March 17, 2004

Jonathan G. Katz
Securities and Exchange Commission
450 Fifth Street NW
Washington, DC 20549-0609

Re: File No. S7-03-04

Dear Mr. Katz:

The Council of Institutional Investors, an association of more than 140 corporate, public and union pension funds responsible for more than $3 trillion in pension assets, appreciates the opportunity to comment on the SEC's proposal to enhance the corporate governance standards for mutual funds.

The proposed standards are in some cases tougher than those endorsed by the Council for publicly traded companies and those required by the stock exchanges. While the proposed changes are a step in the right direction, the Council believes the following changes would further strengthen the proposed reforms:

  • A stricter definition of "independence" should be applied to directors serving on mutual fund boards. Council members have long held that a narrowly drawn definition of an independent director is in the corporation's and all shareholders' ongoing financial interest because:
    • independence is critical to a properly functioning board,
    • certain clearly definable relationships pose a threat to a director's unqualified independence in a sufficient number of cases that they warrant advance identification,
    • the effect of a conflict of interest on an individual director is likely to be almost impossible to detect, either by shareholders or other board members, and,
    • while no definition is perfect, the risk of inappropriately categorizing a few directors is sufficiently small that it is far outweighed by the significant benefits.

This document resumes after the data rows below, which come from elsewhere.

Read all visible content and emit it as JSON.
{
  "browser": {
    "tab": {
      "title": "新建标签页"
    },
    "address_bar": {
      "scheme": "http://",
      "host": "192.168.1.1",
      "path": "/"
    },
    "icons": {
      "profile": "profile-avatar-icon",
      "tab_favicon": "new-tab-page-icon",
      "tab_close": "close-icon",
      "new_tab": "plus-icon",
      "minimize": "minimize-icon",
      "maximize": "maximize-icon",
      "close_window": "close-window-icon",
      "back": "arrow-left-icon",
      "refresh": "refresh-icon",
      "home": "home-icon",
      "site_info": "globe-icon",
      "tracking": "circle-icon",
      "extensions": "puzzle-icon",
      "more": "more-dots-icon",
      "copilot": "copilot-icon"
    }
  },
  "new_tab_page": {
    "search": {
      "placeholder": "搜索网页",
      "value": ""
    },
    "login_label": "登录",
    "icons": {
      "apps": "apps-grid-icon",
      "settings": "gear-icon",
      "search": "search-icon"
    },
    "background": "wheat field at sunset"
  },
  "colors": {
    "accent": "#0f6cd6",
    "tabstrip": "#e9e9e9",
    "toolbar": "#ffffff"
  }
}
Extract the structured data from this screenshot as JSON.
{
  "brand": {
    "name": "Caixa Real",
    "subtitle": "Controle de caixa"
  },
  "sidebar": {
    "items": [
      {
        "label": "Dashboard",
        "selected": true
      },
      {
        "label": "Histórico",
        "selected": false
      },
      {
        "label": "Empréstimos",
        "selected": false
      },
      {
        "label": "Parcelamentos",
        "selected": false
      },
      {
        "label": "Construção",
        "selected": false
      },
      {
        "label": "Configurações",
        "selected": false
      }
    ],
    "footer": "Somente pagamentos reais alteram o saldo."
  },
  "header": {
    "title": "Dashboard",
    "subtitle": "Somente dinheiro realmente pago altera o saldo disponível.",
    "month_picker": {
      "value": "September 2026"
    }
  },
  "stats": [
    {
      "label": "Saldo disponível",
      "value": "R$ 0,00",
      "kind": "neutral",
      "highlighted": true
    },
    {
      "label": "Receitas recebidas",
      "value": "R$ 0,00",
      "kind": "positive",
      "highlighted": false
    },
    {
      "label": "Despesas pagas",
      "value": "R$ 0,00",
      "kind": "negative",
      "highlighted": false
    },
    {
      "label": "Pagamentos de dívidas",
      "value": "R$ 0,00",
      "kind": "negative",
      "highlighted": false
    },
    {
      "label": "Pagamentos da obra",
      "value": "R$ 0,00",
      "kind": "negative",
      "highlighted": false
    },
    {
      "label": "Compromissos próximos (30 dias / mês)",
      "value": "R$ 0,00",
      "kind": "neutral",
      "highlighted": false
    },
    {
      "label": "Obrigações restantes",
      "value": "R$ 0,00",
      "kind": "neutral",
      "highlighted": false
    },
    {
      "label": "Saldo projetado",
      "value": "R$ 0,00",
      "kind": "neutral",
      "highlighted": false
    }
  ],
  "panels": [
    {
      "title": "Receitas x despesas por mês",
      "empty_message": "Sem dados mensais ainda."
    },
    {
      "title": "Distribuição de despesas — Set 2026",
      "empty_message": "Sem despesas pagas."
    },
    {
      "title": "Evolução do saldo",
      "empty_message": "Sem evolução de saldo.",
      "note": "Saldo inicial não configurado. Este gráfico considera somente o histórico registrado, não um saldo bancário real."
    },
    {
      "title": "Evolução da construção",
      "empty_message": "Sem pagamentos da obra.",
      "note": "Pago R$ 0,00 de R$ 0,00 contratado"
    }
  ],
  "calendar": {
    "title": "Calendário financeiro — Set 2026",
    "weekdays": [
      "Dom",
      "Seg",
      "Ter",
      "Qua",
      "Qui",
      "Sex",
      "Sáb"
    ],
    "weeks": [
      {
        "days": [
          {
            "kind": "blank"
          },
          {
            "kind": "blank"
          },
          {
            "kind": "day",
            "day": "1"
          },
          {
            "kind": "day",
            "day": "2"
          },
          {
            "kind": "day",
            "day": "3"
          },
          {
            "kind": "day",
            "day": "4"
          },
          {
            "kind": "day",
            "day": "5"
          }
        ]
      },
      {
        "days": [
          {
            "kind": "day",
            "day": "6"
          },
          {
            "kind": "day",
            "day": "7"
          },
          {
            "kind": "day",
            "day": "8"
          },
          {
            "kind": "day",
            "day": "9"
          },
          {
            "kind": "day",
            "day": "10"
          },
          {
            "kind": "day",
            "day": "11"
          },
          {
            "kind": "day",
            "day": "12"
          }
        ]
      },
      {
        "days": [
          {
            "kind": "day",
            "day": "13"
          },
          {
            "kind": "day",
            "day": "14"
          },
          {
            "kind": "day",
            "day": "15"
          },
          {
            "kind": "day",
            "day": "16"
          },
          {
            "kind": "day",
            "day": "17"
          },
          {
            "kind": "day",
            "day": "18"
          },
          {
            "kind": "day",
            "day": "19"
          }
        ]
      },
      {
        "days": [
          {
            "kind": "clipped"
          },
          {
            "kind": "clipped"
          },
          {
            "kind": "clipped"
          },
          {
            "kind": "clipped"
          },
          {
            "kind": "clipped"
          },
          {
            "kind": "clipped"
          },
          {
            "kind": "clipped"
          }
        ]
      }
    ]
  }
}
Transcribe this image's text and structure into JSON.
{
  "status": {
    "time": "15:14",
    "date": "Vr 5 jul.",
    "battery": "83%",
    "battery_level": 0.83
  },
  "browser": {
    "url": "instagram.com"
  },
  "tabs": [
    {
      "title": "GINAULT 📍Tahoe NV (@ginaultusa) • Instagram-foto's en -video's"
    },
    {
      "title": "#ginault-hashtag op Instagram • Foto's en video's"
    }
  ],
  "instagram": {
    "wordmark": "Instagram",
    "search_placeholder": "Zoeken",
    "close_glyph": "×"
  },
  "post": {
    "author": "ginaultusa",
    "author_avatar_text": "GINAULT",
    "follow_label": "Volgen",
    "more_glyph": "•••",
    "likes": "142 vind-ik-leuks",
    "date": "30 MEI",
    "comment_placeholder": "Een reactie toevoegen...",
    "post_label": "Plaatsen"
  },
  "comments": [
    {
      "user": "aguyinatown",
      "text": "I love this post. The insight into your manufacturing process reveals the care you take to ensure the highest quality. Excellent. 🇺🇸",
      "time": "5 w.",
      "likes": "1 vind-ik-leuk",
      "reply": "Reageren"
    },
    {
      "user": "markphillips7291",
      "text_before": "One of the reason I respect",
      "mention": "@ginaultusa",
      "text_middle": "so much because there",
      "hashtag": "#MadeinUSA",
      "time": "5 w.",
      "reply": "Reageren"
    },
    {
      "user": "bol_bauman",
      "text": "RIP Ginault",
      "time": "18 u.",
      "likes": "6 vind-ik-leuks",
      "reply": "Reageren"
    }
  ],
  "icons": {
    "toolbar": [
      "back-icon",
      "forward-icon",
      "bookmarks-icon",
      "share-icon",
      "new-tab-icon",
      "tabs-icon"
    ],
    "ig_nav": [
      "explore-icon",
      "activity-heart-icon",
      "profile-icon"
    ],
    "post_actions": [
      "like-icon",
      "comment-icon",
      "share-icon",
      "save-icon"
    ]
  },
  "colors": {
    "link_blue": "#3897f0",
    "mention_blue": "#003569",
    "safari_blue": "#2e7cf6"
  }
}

    The Council asks the Commission to require mutual funds to apply a definition similar to the Council's definition, which is available on the Council's website at At a minimum, mutual funds should be required to use the independence standards in place at the New York Stock Exchange or the Nasdaq stock market.

  • The Council believes that the all mutual fund directors should stand for annual election by mutual fund investors. Annual meetings are the most direct way to enhance mutual fund director accountability to mutual fund holders. The Council believes that the value of enhanced accountability more than outweighs the very modest costs of the annual meetings.
  • Such a reform would make clear that fund directors have a duty to act in the best interests of fund investors-not an obligation to please fund managers, who are usually responsible for their appointment to the board.

    The Council fears that the other changes proposed by the SEC will be rendered meaningless until mutual funds are required to hold annual meetings and fund investors are able to elect and remove directors.

  • Mutual funds should be held to the same disclosure standards as listed companies. Proxy statements should include information about directors, meeting attendance, director compensation and manager compensation. We agree that additional disclosures, including about fund expenses, brokers' compensation, soft dollars, are warranted.